Over the past year, many media outlets have reported on the USPTO’s recent findings regarding fraudelent trademark specimens, and what impact they can have on the overall trademark system. Eric Perrott has extensively documented this issue in an article for the ABA Journal’s Landslide publication. In it, he discusses the issues that fradulent specimens presents for both the government and brand owners, potential reasons for the recent increase, and efforts that have been undertaken to combat this problem and prevent unnecessary delays for practitioners and registrants.
Here are some paraphrased excerpts from Mr.
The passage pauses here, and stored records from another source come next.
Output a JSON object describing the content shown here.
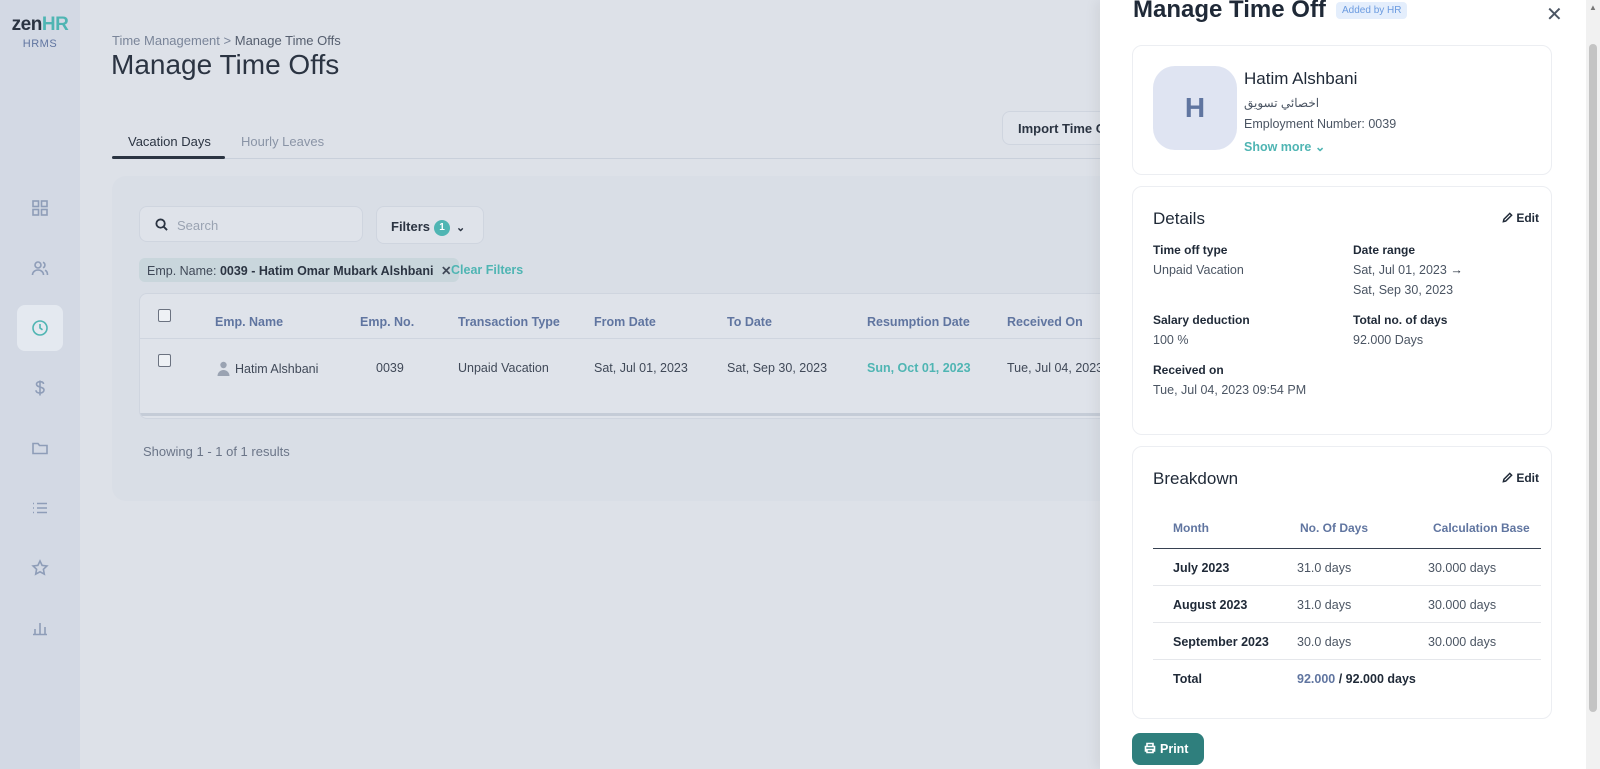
{
  "brand": {
    "logo_zen": "zen",
    "logo_hr": "HR",
    "logo_sub": "HRMS"
  },
  "sidebar": {
    "items": [
      {
        "icon": "dashboard-icon"
      },
      {
        "icon": "users-icon"
      },
      {
        "icon": "clock-icon",
        "active": true
      },
      {
        "icon": "dollar-icon"
      },
      {
        "icon": "folder-icon"
      },
      {
        "icon": "list-icon"
      },
      {
        "icon": "star-icon"
      },
      {
        "icon": "bar-chart-icon"
      }
    ]
  },
  "breadcrumb": {
    "parent": "Time Management",
    "separator": ">",
    "current": "Manage Time Offs"
  },
  "page": {
    "title": "Manage Time Offs"
  },
  "tabs": [
    {
      "label": "Vacation Days",
      "active": true
    },
    {
      "label": "Hourly Leaves"
    }
  ],
  "toolbar": {
    "import_label": "Import Time Of"
  },
  "search": {
    "placeholder": "Search",
    "value": ""
  },
  "filters": {
    "label": "Filters",
    "count": "1"
  },
  "active_filter": {
    "label": "Emp. Name:",
    "value": "0039 - Hatim Omar Mubark Alshbani"
  },
  "clear_filters_label": "Clear Filters",
  "table": {
    "columns": [
      "Emp. Name",
      "Emp. No.",
      "Transaction Type",
      "From Date",
      "To Date",
      "Resumption Date",
      "Received On"
    ],
    "rows": [
      {
        "emp_name": "Hatim Alshbani",
        "emp_no": "0039",
        "transaction_type": "Unpaid Vacation",
        "from_date": "Sat, Jul 01, 2023",
        "to_date": "Sat, Sep 30, 2023",
        "resumption_date": "Sun, Oct 01, 2023",
        "received_on": "Tue, Jul 04, 2023"
      }
    ]
  },
  "pagination": {
    "summary": "Showing 1 - 1 of 1 results"
  },
  "panel": {
    "title": "Manage Time Off",
    "badge": "Added by HR",
    "close_icon": "close-icon",
    "employee": {
      "initial": "H",
      "name": "Hatim Alshbani",
      "job_title": "اخصائي تسويق",
      "employment_number": "Employment Number: 0039",
      "show_more": "Show more"
    },
    "details": {
      "title": "Details",
      "edit_label": "Edit",
      "time_off_type_label": "Time off type",
      "time_off_type": "Unpaid Vacation",
      "date_range_label": "Date range",
      "date_from": "Sat, Jul 01, 2023",
      "date_to": "Sat, Sep 30, 2023",
      "salary_deduction_label": "Salary deduction",
      "salary_deduction": "100 %",
      "total_days_label": "Total no. of days",
      "total_days": "92.000 Days",
      "received_on_label": "Received on",
      "received_on": "Tue, Jul 04, 2023 09:54 PM"
    },
    "breakdown": {
      "title": "Breakdown",
      "edit_label": "Edit",
      "columns": [
        "Month",
        "No. Of Days",
        "Calculation Base"
      ],
      "rows": [
        {
          "month": "July 2023",
          "days": "31.0 days",
          "base": "30.000 days"
        },
        {
          "month": "August 2023",
          "days": "31.0 days",
          "base": "30.000 days"
        },
        {
          "month": "September 2023",
          "days": "30.0 days",
          "base": "30.000 days"
        }
      ],
      "total_label": "Total",
      "total_value": "92.000",
      "total_of": "/ 92.000 days"
    },
    "print_label": "Print"
  },
  "colors": {
    "accent": "#4fb5b3",
    "print_button": "#2f7f7d",
    "muted_blue": "#6075a0"
  }
}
Perrott’s article for ABA Journal Landslide:
“Over the past year, there has been an unprecedented increase in the number of United States trademark applications with international applicants, and with them an epidemic of specimens that are seemingly legitimate on their face but turn out to be fraudulent. While specimen issues have been a problem for many different types of trademark applications in the past, the recent influx of applications with fraudulent specimens share several similarities, from their country of origin down to the format of their trademark applications.”
“On its face, the increase of doctored specimens would not seem to be overly burdensome or problematic. However, trademark registration brings with it many valuable benefits and “confers important legal rights and benefits on trademark owners who register their marks.”
“The methods for detecting fraudulent specimens highlight the crux of the USPTO’s problems: photo-manipulation solutions are expensive and time-consuming, and require specialized skills in order to consistently catch. […] However, while computer algorithms may help save time, manual analysis of the photos for lighting anomalies, artifacts from resizing and editing, and other forensic techniques are still needed to detect fakes in many circumstances. Those techniques, mixed with knowledge of preexisting fraudulent specimens, can help effectively identify doctored specimens.”